Bundesrat Maurer erinnerte den Nationalrat zudem daran, dass es das Parlament war, das in den letzten Jahren auf die vom Bundesrat vorgeschlagenen Kürzungen zur Korrektur der Teuerung insbesondere in den Bereichen Bildung, Landwirtschaft und Armee verzichtet hatte. Entsprechend erachtete er es als sinnvoller, dem Bundesrat und dem Parlament die Handlungsfreiheit zu bewahren und die Korrektur des Teuerungsausgleichs von Fall zu Fall zu beurteilen. Dennoch sprachen sich 133 Nationalrätinnen und Nationalräte für die Motion Dittli aus, 55 waren dagegen (keine Enthaltungen). Befürwortet wurde die Änderung geschlossen von der SVP-, BDP-, GLP- sowie mehrheitlich von der FDP- und CVP/EVP-Fraktion, abgelehnt wurde sie geschlossen von der SP- und Grünen-Fraktion. Aufgrund des Erfolgs der Motion Dittli entschied sich die FDP-Fraktion zudem dazu, ihre Motion „Teuerung nur ausgleichen, wenn es eine Teuerung gibt" (Mo. 16.3451), die ein sehr ähnliches Anliegen verfolgte, zurückzuziehen.
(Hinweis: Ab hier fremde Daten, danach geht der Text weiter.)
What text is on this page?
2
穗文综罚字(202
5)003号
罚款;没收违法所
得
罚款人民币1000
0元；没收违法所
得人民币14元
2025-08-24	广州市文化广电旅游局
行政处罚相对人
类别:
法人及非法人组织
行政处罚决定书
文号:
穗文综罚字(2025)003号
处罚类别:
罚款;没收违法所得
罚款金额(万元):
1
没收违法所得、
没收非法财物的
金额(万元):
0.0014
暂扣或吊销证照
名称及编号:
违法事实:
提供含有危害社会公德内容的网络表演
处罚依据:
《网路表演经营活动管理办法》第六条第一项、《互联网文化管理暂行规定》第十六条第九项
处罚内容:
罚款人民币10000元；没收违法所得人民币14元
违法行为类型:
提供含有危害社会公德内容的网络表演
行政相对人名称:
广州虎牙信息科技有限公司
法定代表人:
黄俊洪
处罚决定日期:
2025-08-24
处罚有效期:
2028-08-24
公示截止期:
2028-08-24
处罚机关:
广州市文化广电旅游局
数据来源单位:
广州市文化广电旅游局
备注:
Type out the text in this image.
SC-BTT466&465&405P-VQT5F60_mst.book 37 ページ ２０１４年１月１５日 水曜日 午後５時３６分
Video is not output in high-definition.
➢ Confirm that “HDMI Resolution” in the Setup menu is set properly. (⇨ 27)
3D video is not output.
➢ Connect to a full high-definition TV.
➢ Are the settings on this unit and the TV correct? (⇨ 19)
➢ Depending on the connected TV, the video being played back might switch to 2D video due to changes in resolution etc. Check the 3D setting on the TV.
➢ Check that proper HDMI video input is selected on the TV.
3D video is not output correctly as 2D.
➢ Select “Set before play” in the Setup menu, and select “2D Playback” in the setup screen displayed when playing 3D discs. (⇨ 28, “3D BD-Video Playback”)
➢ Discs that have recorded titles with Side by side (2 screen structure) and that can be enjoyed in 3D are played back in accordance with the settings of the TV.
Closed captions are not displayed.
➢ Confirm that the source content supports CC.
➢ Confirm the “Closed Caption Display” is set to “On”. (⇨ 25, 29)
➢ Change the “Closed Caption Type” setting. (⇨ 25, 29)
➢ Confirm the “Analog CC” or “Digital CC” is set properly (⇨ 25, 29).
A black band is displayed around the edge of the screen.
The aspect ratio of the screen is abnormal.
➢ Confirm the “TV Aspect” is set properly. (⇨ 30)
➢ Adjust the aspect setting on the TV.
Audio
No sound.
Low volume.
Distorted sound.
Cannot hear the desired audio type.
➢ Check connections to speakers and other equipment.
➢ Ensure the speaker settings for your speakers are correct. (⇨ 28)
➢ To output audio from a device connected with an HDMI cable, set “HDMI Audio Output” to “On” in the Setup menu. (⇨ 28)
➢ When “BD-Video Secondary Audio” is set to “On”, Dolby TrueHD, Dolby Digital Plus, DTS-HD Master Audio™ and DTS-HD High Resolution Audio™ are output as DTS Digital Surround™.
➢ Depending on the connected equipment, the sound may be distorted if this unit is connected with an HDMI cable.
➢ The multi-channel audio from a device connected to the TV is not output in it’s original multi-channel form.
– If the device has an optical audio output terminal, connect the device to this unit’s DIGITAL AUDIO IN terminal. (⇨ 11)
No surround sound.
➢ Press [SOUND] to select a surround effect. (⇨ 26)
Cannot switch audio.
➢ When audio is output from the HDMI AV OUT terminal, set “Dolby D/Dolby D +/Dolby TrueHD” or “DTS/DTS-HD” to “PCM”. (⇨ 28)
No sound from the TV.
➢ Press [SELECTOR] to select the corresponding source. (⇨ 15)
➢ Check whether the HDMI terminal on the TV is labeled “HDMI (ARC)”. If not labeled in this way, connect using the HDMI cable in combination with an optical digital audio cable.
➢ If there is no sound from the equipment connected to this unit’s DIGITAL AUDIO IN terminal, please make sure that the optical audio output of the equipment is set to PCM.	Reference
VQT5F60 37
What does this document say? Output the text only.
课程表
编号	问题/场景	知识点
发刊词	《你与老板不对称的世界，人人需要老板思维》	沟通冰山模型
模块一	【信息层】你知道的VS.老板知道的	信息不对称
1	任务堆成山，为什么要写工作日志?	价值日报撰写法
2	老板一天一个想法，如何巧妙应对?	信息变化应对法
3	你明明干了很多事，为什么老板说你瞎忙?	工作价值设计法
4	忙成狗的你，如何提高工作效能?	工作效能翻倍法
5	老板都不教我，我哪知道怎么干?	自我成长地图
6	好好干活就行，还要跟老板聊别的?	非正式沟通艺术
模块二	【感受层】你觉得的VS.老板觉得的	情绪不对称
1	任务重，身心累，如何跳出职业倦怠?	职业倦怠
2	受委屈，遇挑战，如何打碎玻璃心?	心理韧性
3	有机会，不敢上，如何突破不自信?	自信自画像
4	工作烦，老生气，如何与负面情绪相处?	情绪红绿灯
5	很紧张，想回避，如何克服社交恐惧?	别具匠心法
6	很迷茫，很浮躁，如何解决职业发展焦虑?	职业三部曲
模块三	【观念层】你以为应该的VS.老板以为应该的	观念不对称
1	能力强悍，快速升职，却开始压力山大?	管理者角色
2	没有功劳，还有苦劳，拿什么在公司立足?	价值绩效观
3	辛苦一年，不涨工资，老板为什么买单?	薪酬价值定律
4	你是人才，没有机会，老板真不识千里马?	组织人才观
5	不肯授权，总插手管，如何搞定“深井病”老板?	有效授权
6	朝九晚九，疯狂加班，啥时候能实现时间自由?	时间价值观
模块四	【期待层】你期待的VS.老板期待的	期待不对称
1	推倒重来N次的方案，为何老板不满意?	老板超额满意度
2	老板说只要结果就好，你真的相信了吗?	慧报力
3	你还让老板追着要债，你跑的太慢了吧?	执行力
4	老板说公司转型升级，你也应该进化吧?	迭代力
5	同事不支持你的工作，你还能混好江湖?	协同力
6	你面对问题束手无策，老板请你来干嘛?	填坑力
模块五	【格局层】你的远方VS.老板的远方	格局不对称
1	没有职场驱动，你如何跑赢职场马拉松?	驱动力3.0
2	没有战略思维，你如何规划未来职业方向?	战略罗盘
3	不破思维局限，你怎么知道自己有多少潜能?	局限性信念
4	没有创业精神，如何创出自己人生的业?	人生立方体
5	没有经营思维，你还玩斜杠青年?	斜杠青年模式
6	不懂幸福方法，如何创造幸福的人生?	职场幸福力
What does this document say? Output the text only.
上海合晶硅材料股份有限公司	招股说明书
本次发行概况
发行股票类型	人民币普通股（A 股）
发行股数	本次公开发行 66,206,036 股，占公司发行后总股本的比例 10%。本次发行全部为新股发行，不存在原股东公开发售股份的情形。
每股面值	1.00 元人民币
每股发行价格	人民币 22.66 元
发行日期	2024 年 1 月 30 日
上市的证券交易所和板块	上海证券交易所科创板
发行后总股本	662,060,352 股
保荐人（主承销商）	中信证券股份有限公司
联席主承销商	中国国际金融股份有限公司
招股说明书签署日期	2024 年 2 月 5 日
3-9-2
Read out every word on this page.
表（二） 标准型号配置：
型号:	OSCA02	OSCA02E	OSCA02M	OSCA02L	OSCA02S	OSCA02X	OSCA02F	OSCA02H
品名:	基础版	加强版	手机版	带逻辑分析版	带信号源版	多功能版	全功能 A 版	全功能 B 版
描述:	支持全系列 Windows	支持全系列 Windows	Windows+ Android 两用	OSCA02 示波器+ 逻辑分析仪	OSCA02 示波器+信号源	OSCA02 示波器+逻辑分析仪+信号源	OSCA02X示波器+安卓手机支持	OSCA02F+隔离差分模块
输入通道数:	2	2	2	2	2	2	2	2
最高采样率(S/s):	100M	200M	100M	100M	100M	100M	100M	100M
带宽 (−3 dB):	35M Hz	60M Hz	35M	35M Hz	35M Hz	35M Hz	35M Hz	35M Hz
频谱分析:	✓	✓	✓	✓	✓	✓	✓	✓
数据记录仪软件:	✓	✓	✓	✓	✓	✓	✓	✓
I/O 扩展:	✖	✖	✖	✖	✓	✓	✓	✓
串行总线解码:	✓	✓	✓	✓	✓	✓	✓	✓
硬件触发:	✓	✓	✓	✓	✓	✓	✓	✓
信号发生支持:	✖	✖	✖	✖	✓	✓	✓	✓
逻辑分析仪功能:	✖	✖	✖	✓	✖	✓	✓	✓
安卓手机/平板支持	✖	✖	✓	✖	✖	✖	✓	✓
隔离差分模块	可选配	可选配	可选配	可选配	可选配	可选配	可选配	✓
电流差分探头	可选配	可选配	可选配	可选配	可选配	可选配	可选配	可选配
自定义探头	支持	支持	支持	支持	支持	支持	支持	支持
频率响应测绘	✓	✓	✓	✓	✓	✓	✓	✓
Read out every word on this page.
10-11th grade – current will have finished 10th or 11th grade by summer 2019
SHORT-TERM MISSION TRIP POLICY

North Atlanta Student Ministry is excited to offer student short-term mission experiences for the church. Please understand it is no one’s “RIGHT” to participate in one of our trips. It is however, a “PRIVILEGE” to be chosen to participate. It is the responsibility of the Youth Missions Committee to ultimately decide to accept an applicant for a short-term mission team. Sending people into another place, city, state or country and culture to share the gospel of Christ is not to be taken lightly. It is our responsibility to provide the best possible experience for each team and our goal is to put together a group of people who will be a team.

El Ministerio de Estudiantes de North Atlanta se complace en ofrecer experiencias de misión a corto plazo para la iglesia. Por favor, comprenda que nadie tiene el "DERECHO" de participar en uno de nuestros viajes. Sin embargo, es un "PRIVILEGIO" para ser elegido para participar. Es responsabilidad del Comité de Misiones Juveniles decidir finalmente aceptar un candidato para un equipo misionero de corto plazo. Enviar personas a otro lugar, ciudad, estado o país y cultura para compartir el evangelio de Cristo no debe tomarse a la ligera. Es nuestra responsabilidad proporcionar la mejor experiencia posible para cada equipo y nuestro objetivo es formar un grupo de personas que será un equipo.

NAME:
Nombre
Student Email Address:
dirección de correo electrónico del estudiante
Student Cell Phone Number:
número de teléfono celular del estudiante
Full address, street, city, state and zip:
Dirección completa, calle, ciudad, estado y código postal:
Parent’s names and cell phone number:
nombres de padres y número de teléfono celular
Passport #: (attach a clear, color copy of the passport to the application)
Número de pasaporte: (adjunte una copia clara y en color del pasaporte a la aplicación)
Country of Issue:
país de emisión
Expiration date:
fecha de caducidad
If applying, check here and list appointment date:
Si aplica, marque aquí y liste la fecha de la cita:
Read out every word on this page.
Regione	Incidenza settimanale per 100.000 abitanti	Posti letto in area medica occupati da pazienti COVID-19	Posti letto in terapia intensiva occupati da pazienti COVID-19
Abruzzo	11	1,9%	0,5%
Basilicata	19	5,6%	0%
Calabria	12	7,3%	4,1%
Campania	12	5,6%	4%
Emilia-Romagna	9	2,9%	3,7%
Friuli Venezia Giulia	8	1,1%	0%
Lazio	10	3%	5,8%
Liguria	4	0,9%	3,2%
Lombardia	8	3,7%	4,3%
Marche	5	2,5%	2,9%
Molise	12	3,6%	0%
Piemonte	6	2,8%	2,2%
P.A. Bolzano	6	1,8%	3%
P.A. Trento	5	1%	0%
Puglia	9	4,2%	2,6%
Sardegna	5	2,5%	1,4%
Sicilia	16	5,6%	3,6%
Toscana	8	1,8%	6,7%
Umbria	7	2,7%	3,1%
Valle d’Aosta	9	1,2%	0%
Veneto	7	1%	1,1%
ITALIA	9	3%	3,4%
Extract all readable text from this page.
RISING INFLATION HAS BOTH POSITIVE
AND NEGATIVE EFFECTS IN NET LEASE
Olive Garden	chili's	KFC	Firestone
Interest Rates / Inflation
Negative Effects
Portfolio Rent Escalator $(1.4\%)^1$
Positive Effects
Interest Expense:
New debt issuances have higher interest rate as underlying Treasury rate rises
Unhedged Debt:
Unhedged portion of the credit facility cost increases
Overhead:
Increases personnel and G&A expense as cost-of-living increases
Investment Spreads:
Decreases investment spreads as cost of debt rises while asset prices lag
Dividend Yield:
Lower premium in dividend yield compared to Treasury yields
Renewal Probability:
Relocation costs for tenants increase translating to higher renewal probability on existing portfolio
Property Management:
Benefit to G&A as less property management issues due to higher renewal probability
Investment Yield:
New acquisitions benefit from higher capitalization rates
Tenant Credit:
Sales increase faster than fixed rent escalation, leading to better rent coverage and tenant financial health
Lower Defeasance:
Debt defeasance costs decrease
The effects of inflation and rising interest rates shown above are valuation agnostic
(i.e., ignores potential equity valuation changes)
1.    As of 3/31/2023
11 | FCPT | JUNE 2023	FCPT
In seinem Bericht zu den Motionen und Postulaten des Jahres 2019 erläuterte der Bundesrat im März 2020 seine Umsetzung der Motion Dittli (fdp, UR) «Teuerung nur ausgleichen, wenn Teuerung anfällt»: Er habe ein Konzept entwickelt, mit dem in Voranschlag und Finanzplan jährlich sämtliche schwach gebundenen Ausgaben systematisch an die Teuerung angepasst werden. Dabei werden die Ausgaben bei tieferer Teuerung gekürzt und bei höherer Teuerung aufgestockt. Dieses neue Konzept hatte bereits bei den Voranschlägen 2019 und 2020 Anwendung gefunden und in beiden Fällen für viel Gesprächsstoff gesorgt. Damit erachtete der Bundesrat die Motion als erfüllt. Dem pflichtete das Parlament in der Herbstsession 2020 bei, als National- und Ständerat die Motion stillschweigend abschrieben.